Надо ли говорить, что это усилило негативное отношение той части стройотряда, которая работала все репетиционное время за себя и за тех, кто репетировал.

Однажды на утреннем разводе Илюшкин объявил, что все заработанные в этот день средства направляются в фонд строительства города Гагарина.
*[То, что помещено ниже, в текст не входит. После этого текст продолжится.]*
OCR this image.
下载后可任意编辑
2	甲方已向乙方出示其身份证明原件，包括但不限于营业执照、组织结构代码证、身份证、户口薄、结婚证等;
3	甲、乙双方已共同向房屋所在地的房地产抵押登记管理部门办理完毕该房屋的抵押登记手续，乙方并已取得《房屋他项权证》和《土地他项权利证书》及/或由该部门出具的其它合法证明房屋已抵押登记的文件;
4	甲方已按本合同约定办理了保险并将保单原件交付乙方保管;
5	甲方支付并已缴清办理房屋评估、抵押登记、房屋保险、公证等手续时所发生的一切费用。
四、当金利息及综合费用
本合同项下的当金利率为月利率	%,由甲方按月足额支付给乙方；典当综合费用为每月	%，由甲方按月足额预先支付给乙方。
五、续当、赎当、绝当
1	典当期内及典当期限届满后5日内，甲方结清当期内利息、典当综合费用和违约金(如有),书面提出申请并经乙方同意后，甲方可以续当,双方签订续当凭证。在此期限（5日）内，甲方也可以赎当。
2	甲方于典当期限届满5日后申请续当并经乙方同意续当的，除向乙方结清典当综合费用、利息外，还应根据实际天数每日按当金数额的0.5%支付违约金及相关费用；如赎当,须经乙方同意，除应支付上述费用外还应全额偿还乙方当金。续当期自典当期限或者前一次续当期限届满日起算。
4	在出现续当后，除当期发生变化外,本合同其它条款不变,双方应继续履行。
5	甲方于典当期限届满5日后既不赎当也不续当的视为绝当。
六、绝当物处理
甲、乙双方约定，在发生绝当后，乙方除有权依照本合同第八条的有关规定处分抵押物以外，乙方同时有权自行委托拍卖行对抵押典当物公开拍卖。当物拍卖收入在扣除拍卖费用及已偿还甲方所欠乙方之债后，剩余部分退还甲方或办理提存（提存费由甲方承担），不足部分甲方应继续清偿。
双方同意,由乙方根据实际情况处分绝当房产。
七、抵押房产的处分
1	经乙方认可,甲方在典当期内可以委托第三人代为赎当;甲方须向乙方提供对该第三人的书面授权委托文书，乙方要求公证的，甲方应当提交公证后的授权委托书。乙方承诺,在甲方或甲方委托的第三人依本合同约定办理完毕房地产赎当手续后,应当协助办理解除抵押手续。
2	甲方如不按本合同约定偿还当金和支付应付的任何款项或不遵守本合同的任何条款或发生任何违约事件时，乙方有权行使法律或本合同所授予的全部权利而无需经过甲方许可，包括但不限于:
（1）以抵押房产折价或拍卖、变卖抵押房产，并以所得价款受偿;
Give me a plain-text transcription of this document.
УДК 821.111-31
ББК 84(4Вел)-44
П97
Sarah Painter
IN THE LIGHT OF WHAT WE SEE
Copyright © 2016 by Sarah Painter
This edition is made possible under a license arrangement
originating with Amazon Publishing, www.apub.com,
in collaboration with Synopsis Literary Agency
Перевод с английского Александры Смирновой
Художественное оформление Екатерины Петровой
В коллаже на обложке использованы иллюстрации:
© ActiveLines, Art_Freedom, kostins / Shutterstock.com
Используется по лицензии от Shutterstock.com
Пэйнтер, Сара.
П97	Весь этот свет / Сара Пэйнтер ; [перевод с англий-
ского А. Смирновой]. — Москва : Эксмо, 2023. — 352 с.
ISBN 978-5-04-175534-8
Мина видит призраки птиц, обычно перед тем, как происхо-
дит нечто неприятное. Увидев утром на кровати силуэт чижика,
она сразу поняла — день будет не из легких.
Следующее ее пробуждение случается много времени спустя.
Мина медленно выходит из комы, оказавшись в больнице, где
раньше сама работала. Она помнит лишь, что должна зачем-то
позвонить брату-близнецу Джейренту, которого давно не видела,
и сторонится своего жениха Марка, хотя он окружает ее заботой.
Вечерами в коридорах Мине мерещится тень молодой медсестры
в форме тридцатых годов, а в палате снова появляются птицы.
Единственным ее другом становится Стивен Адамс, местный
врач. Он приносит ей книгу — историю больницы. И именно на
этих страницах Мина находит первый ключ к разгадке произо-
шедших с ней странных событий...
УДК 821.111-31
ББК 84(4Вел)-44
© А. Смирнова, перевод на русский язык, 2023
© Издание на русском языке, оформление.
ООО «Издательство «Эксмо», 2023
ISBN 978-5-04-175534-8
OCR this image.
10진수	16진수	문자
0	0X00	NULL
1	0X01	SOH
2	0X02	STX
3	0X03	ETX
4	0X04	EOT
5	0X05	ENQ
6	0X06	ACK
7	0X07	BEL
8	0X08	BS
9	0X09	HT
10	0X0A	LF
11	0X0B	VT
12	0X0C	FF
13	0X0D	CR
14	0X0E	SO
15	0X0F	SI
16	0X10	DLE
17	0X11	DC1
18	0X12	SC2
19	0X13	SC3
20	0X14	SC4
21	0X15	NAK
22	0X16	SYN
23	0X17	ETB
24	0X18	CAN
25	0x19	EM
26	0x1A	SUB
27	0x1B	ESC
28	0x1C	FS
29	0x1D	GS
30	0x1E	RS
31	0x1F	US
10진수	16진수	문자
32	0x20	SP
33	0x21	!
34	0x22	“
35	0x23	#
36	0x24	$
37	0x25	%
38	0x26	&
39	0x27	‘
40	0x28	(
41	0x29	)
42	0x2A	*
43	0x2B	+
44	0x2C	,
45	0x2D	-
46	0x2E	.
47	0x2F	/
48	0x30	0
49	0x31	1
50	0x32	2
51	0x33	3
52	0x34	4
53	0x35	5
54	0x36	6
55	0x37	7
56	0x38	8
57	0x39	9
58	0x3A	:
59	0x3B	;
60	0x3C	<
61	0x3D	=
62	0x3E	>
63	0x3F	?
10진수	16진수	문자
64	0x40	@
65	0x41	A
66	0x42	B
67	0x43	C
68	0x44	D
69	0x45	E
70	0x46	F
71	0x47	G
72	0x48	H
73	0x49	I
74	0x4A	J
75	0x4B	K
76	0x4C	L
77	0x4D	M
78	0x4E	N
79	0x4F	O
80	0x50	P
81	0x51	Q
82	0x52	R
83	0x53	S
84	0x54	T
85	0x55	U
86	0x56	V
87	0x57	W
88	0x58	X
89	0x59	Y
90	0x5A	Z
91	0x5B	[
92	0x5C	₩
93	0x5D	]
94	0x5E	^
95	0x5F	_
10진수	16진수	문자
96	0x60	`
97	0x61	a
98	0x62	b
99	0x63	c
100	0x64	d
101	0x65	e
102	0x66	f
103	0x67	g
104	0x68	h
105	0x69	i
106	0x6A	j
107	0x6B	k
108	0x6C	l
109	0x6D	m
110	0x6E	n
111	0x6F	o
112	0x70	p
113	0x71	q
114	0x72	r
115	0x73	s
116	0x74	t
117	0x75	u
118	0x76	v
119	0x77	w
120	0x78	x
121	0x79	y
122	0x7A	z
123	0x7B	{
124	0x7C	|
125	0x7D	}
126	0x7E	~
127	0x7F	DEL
- Я надеюсь, что все понимают важность и серьезность этого всесоюзного движения. Мы не можем оставаться в стороне, так как все комсомольцы. У нас одна страна – Советский Союз, и решения партийных и комсомольских съездов мы обязаны претворять в жизнь. Если у кого-то есть вопросы или возражения, я готов выслушать.

- Ишь, какой молодец, - прошептал стоящий рядом с Германом Вениамин. – Кто ж осмелится перед строем-то возразить. Вот если б вечером в неформальной обстановке. А так…

- Ты имеешь что-то против строительства этого города? – поинтересовался у него Герман.

- Я против того, чтобы решали за меня судьбу моего заработка.

Высказывание не осталось незамеченным.

- Ракитин, ты хочешь высказаться? – непривычно громко спросил комиссар. – Выйди перед строем и, глядя в глаза своим товарищам, говори. Зачем же шептаться в строю?

- Нет, нет, - примирительно заюлил Вениамин. – Я не имею ничего против, это я о другом.

- Тогда все по объектам! – заключил командир. - И, надеюсь, сегодня все будут работать с удвоенной энергией! Вперед, на строительство города Гагарина!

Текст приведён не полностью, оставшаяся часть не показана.